After ten long years of disenfranchisement and political repression during Brazil's military dictatorship, in the mid-1970s the country entered a period of slow re-democratization. This latter half of the decade gave way to the rise of vibrant movements of Black people, women, and LGBTQ+ communities pushing for political rights and representation. Adé-Dúdú, Brazil's first Black gay organization, sprouts out of this vibrant moment of social movement and identity politics in Brazil's northeastern city of Salvador da Bahia. This presentation presents the story of the creation of Adé-Dúdú in the late 1970s and early 1980s and shows how the organization's beginnings within Salvador's budding Black movement, and insistence upon pushing forth an intersection vision of freedom within the Black movement, proves how these activist fundamentally understood themselves as a Black gay movement, with particular emphasis on Black racial identity as a foundation.

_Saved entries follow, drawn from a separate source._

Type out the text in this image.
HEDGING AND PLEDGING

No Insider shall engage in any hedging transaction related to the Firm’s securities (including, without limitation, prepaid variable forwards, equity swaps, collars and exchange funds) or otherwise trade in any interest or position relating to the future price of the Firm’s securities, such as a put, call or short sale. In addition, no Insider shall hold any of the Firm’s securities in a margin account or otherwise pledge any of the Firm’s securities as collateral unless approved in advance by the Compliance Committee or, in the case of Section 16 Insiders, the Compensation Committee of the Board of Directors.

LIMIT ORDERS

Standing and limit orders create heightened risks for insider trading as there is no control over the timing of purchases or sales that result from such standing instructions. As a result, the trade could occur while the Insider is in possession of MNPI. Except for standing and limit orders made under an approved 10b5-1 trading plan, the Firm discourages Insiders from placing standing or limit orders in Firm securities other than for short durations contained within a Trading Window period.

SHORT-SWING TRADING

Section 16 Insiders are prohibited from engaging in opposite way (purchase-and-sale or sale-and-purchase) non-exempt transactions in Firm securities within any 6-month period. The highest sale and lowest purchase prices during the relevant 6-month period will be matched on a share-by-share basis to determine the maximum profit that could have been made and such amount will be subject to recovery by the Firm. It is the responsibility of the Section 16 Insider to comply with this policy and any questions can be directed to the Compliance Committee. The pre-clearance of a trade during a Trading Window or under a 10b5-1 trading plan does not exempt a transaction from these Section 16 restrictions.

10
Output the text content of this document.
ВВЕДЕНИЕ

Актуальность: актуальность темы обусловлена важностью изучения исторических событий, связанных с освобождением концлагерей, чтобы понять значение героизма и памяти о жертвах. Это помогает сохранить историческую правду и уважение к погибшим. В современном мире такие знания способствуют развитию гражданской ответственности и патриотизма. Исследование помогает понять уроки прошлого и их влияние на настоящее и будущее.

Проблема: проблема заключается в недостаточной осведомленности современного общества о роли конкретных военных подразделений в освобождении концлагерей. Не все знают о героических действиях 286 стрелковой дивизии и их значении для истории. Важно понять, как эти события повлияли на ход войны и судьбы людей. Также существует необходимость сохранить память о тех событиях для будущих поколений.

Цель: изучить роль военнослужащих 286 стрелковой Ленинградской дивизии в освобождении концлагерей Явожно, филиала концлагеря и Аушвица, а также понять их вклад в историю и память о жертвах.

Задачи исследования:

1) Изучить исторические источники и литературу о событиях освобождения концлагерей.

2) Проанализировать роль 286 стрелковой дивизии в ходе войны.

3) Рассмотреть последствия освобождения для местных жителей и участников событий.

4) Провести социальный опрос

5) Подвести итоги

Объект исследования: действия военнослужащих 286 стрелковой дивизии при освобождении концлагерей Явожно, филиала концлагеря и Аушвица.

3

Watufani M. Poe is an Assistant Professor of Language, Literacy, and Culture at the University of Pittsburgh. He earned his PhD in Africana Studies from Brown University in May of 2021, his Masters in History and Africana Studies in 2018 from Brown, and his B.A. in Black Studies from Swarthmore College in 2013. Before joining the faculty at the University of Pittsburgh, he served as a Center for Humanistic Inquiry Postdoctoral Fellow at Amherst College from 2021-2022, placed in the Department of Black Studies and the Program in Latinx and Latin American Studies. His manuscript project, "Resisting Fragmentation: The Embodied Politics of Black Queer Worldmaking" is an ethnohistoric analysis of Black LGBTQ+ social and political activism in Brazil and the United States to outline the ways Black LGBTQ people push for freedom across various social and political movement spaces.